Fuera, una imagen insólita se desarrollaba: grandes raíces abrían el suelo y se encaramaban por las partes derruidas de las casas y las murallas. Apagaban los fuegos con la humedad que desprendían. Se defendían de los ataques del ejército imperial y protegían a los habitantes de Pabe Dimo como buenos centinelas. El temblor derruyó aquellos edificios que eran más inestables y el poder de la naturaleza reconstruyó y apuntaló los que resistieron todos los ataques.

A cambio, Pavel ya sentía que su fuerza no era la misma con la que se había defendido de Mírico.

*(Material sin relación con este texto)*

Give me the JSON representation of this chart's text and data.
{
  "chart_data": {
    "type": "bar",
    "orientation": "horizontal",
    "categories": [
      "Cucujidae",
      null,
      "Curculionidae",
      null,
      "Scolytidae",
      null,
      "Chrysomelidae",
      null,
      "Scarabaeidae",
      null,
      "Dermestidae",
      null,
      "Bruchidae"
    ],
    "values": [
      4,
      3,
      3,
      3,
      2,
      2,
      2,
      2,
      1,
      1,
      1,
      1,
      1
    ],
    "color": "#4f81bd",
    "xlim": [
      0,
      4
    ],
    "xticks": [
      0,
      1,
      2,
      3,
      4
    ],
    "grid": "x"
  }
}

—Sería muy fácil matarme ahora por cualquiera de los motivos que supongo que tenéis —admitió—. Pero Aben y yo hemos dado la vida para que nuestra tierra pueda defenderse una vez más. Este no es la clase de poder que buscáis. Dad un buen nombre a vuestra familia y marchaos declarando la paz. Este poder divino no está hecho para la guerra.

Mírico envainó su espada con tranquilidad y empezó a caminar ladera abajo hacia las murallas. Pavel le siguió, cargando con la espada mágica de su amado Aben.

*  *  *

Aunque aquella magia divina no duró para siempre, el resultado dio la vuelta por todo el continente: Pabe Dimo estaba siendo protegida por Edaaia y había sido escenario del fin de una guerra. Mírico declaró la paz con el reino, aunque no prometió seguir avanzando sobre sus vecinos. La ciudad que Pavel reconstruyó con la ayuda de la espada se convirtió en un reino neutral, escenario de futuros pactos y treguas para la paz y la diplomacia.

La nueva naturaleza que invadió la ciudad también la convirtió en un gran atractivo para todos los estudiosos de la naturaleza y la magia. A pesar de que la función defensiva de las plantas desapareció una vez que la guerra contra el Imperio terminó, se seguía respirando la magia en el ambiente y era de gran utilidad para cualquier investigador que se preciara.

Pavel murió dos meses después de declararse la paz, en un sueño tranquilo y anunciando a su pueblo qué habían hecho Aben y él para Pabe Dimo, después de dejar un heredero escogido por el propio Pavel entre las personas de más confianza del reino. Deros, el nuevo rey, hizo construir dos nuevos sepulcros en la caverna donde Pavel había reposado anteriormente. Allí, Aben y Pavel descansarían, esta vez para toda la eternidad.